From John Eager Howard
Annapolis [Md.], January 22d 1791.
I have the honor to enclose two Acts of the General assembly of Maryland; the one “An Act to cede to Congress a district of ten miles square in this State for the seat of the Goverment of the United States;”1 the other “An Act to condemn land, if necessary, for the public buildings of the United States:”2 also sundry resolutions for advancing seventy two thousand dollars for the purpose of erecting said buildings. I have the honor, to be, your Excellencys Most Obedt servt
J. E. Howard
1. The November 1790 session of the Maryland legislature adjourned on 22 Dec. 1790, having passed two pieces of legislation relating to the establishment of the federal district within the borders of Maryland. Howard apparently enclosed copies of these documents, along with a copy of the 1788 act providing for the cession of land for the establishment of a federal district within Maryland. Only two of the enclosures have been found, the first a copy of the 1788 act of cession and the second a copy of the act facilitating the condemnation of up to 130 acres of land for the use of the federal government (both enclosures are in DLC:GW; the printed text of the act of cession is in Kilty, Laws of Maryland, description begins William Kilty. The Laws of Maryland . . .. 2 vols. Annapolis, 1799–1800. description ends 2: November 1788 Session, chap. 46). The enclosed resolutions regarding the appropriation of money for federal buildings has not been found.

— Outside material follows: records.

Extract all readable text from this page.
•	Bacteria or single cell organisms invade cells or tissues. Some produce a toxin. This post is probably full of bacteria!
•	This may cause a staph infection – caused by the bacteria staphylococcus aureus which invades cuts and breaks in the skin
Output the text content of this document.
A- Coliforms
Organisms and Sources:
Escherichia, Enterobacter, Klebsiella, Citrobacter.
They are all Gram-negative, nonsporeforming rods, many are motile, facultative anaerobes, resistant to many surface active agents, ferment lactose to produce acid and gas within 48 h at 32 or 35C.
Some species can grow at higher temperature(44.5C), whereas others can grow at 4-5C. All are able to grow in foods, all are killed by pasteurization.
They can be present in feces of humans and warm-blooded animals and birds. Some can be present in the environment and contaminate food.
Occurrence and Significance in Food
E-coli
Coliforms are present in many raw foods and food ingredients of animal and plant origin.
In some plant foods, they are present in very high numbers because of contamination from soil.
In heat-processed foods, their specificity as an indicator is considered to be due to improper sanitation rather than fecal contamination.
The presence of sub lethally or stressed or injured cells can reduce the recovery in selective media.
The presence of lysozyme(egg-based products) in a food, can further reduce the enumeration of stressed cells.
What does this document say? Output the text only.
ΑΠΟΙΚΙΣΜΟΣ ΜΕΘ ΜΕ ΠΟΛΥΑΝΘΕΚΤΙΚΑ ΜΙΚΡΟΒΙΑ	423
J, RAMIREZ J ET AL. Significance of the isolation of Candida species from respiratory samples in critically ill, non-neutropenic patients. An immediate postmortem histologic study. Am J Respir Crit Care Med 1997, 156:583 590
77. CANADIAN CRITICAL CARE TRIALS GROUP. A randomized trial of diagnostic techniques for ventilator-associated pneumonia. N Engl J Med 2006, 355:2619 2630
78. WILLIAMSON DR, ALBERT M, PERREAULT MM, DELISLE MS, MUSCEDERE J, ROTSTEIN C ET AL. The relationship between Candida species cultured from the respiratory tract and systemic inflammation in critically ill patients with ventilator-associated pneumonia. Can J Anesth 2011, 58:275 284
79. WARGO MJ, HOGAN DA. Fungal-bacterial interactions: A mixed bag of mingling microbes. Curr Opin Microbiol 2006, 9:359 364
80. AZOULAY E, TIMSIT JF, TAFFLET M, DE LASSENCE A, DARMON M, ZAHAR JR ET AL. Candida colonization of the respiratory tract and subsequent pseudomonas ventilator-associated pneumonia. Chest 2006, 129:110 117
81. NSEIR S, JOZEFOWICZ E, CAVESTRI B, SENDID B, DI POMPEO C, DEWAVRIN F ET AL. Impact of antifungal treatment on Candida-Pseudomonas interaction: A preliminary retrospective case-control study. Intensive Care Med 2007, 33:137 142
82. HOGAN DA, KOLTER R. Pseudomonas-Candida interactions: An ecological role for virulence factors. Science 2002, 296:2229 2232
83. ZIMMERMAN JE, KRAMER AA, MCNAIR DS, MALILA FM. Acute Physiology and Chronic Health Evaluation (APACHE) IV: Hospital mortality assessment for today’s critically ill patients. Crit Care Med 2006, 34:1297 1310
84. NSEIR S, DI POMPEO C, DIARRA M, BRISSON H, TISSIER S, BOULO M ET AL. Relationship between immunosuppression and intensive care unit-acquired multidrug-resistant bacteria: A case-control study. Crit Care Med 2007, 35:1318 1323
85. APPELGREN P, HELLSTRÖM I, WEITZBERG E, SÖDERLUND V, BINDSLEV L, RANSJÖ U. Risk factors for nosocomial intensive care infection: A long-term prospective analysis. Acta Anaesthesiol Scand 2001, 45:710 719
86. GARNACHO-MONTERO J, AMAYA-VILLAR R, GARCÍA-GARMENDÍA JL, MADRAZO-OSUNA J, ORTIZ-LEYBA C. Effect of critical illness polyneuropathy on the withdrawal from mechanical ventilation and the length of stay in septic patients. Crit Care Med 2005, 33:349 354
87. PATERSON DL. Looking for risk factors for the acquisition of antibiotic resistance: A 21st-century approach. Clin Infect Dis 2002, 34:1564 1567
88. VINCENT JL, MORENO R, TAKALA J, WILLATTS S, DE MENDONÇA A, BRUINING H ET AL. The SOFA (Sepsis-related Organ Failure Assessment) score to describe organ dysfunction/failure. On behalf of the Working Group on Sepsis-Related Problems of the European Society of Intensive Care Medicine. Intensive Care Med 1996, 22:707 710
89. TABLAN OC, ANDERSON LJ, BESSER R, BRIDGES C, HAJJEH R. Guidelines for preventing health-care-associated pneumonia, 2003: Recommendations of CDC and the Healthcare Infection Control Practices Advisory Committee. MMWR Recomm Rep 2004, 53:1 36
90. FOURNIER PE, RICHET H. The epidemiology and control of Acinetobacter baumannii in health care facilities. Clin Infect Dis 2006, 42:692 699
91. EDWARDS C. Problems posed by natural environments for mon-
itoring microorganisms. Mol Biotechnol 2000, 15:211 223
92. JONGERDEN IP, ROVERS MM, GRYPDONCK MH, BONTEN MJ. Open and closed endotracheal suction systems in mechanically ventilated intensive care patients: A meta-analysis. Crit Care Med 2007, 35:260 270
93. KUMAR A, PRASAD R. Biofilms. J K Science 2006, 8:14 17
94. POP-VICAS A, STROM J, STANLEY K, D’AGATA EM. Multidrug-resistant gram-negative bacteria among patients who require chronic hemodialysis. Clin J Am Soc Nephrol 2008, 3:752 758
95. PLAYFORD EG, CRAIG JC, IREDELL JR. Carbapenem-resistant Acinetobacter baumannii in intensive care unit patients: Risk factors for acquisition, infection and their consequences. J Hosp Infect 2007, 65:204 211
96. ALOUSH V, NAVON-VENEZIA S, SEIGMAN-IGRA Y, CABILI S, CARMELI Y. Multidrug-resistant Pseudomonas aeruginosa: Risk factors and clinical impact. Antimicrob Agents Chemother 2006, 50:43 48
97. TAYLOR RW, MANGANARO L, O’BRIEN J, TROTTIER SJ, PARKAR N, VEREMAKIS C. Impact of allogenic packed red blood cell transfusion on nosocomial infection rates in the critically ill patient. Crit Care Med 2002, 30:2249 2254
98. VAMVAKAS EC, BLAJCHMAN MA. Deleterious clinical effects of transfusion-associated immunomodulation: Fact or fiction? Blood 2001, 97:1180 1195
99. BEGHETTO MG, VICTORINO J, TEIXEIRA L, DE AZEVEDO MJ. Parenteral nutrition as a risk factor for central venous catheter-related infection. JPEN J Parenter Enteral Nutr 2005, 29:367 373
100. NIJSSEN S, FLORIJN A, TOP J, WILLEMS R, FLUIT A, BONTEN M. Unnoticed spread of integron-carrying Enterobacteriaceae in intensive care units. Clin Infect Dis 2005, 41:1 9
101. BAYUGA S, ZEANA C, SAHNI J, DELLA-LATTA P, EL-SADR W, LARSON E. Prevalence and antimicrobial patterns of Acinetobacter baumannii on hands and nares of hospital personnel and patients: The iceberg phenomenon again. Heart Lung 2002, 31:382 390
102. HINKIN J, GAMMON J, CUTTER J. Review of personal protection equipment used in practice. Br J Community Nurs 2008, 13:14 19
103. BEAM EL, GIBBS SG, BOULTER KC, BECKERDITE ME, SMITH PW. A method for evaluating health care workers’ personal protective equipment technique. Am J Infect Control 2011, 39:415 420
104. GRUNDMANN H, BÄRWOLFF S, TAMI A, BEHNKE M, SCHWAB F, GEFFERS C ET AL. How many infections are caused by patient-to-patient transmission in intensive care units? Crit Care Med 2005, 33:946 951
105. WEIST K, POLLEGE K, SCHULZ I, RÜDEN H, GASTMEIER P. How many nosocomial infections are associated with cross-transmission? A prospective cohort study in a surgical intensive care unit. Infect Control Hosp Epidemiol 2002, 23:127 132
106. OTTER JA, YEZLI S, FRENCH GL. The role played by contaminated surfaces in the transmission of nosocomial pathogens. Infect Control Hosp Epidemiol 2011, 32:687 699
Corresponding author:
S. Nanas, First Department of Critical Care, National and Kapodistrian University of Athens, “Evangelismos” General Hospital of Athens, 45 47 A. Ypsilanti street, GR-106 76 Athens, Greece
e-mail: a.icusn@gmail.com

2. The second enclosure, entitled “An Act to condemn Land, if necessary, for the public buildings of the United States,” adopted by the Maryland legislature on 22 Dec. 1790, provided for cases in which “it may happen that within the district defined, limitted and located, between the mouth of the Eastern Branch and Conococheague for the permanent Seat of the Government of the United States, part of the land in the said District proper and necessary to be laid out for the Erection of the public buildings may be owned by persons who may refuse to accept a reasonable price therefor, or by Married Women, or by persons under age, or non residents of this State.” In such cases the law specified that the commissioners for the federal district “are authorized to order the Sheriff of the County in which such land shall lie to summon not less than twelve nor more than twenty three Inhabitants of his County . . . to appear on the Land . . . to enquire of the owners of the said land and the value of the said land.” The act specified that this valuation should be recorded by the county clerk, and that the owner was entitled to receive such valuation, and that “after such Inquest the said Land shall for ever belong to the United States, Provided that not above the quantity of one hundred and thirty acres shall be liable to be condemned in Virtue of this act.” This law had apparently been passed at the suggestion of William Deakins, Jr., and Benjamin Stoddert in order to facilitate the condemnation of town lots in Hamburgh (see Deakins and Stoddert to GW, 9 Dec. 1790). GW later suggested purchasing as many of the Hamburgh lots as possible in order to reserve the 130 acres specified by the act for future condemnations (see GW to Deakins and Stoddert, 17 Feb. 1791).